Die Ankündigung der politischen Aufarbeitung des Falls Wiedeneststraße hatte am Mittwochabend für volles Haus im Krawinkelsaal gesorgt, als CDU-Fraktionschef Reinhard Schulte einen gemeinsamen Antrag von CDU, SPD, FDP und Grünen als „kleinsten gemeinsamen Nenner“ (Schulte) verlas. Er enthielt einen Forderungskatalog an Maßnahmen, wie solche Versäumnisse künftig verhindert werden sollen, stellt aber auch die Frage nach der Missachtung von Dienstpflichten und Dienstanweisungen sowie einer Amtshaftung.
Abwahl
Zur Einleitung des Abwahlverfahrens bedarf es eines von mindestens der Hälfte der 32 Ratsmitglieder gestellten Antrags und eines anschließend mit einer Zweidrittelmehrheit gefassten Beschlusses. Über die eigentliche Abwahl entscheiden die Bürger. Die Abwahl erfolgt, wenn die Mehrheit von mindestens 20 Prozent der wahlberechtigten Bürger dafür stimmen.

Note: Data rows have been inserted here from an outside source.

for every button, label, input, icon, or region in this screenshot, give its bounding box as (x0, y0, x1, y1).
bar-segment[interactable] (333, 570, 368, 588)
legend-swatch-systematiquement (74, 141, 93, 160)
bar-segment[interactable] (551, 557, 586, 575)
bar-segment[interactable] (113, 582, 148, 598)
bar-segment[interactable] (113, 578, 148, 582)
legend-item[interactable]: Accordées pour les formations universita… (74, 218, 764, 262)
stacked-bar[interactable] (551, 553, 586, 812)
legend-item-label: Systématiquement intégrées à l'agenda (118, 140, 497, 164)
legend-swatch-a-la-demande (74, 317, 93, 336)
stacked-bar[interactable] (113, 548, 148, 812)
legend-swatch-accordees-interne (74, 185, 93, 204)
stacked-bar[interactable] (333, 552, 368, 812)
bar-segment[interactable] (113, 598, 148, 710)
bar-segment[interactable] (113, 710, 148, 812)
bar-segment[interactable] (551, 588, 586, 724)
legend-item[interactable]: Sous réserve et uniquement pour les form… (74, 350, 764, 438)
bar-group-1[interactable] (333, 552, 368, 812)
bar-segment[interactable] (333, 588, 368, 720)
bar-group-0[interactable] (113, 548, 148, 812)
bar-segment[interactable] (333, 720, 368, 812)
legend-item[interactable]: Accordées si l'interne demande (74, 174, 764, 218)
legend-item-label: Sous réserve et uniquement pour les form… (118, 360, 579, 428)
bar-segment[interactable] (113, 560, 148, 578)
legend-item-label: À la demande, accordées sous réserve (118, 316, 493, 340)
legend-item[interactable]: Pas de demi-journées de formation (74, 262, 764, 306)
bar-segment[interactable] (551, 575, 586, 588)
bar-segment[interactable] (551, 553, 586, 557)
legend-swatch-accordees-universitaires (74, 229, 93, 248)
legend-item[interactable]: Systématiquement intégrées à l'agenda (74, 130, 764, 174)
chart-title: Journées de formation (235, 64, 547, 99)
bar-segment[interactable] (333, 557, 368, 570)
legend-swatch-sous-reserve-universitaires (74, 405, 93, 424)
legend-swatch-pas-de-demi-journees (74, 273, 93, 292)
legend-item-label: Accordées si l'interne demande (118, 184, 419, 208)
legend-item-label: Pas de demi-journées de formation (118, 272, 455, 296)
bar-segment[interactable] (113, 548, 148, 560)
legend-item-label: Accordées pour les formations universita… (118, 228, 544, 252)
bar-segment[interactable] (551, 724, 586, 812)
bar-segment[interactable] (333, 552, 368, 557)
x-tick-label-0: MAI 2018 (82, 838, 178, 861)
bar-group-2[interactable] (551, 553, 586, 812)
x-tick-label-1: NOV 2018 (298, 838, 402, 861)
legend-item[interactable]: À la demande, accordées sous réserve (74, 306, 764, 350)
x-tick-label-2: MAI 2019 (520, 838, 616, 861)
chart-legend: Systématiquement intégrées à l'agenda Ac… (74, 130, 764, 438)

Wegen der zeitlichen Nähe zur Kommunalwahl am 13. September 2020, bei der ohnehin auch Bürgermeister und Landräte gewählt werden, würde es im Falle einer Abwahl in Bergneustadt nicht vorab zur Wahl eines neuen Bürgermeister kommen. Bis zum September 2020 würde dann Holbergs Allgemeiner Vertreter Matthias Thul die Amtsgeschäfte übernehmen. (kn)
Für seine eigene Fraktion erklärte Schulte, das Zustandekommen des Fehlers sei wegen geringer Personalausstattung zwar nachvollziehbarer, trotzdem gebe es gravierende Mängel in der Verwaltung. Ob Holberg dafür Organisationsfehler anzulasten seien, müsse die Kommunalaufsicht prüfen. Das Vertrauen des Rates in die Verwaltung sei jedenfalls beeinträchtigt.
Holberg hatte zuvor ausführlich die Chronologie seit Bekanntwerden der Verjährung und die von ihm ergriffenen Maßnahmen geschildert, um eine Wiederholung zu verhindern. Erstmals erwähnte er auch personelle Konsequenzen. Durch die Neubesetzung der Fachbereichsleitung Bauen, Planen, Umwelt bestehe „die Chance einer Zäsur, indem weitergehende Kompetenzen in Rathaus geholt werden“. Amtsinhaber Ewald Baumhoer, der gestern nicht in der Sitzung war, geht im April in Pension.
UWG findet Antrag der anderen Fraktionen zu weich
Besonders Thomas Stamm (SPD) sah das Vertrauen in Holbergs Arbeit nachhaltig gestört. Der verniedliche das Problem der entgangenen 750.000 Euro, beschuldige die Fraktionschefs des Vertrauensbruchs und enthalte ihnen juristische Gutachten vor. Er riet Holberg „dringend und schnellstens“ zu völliger Offenheit und Kooperation, „sonst wird das noch ein langes Jahr bis zur Kommunalwahl 2020“.
Auch Grüne und FDP forderten organisatorische und personelle Konsequenzen. Holberg müsse angemessen mit dem angerichteten Schaden umgehen (FDP-Fraktionschef Christian Hoene). Axel Krieger (Grüne) hatte den Eindruck, die Verwaltung schere sich manchmal nicht sonderlich darum, was die Politik beschließe.
UWG-Sprecher Jens-Holger Pütz, dem der gemeinsame Antrag der anderen Fraktion zu weich war, fuhr die härtesten Geschütze auf. Holberg hätte sofort nach Bekanntwerden der Verjährungspanne seinen Rücktritt anbieten oder gleich zurücktreten müssen. Den Fraktionsspitzen Unterlagen vorzuenthalten, sei eine Unverschämtheit.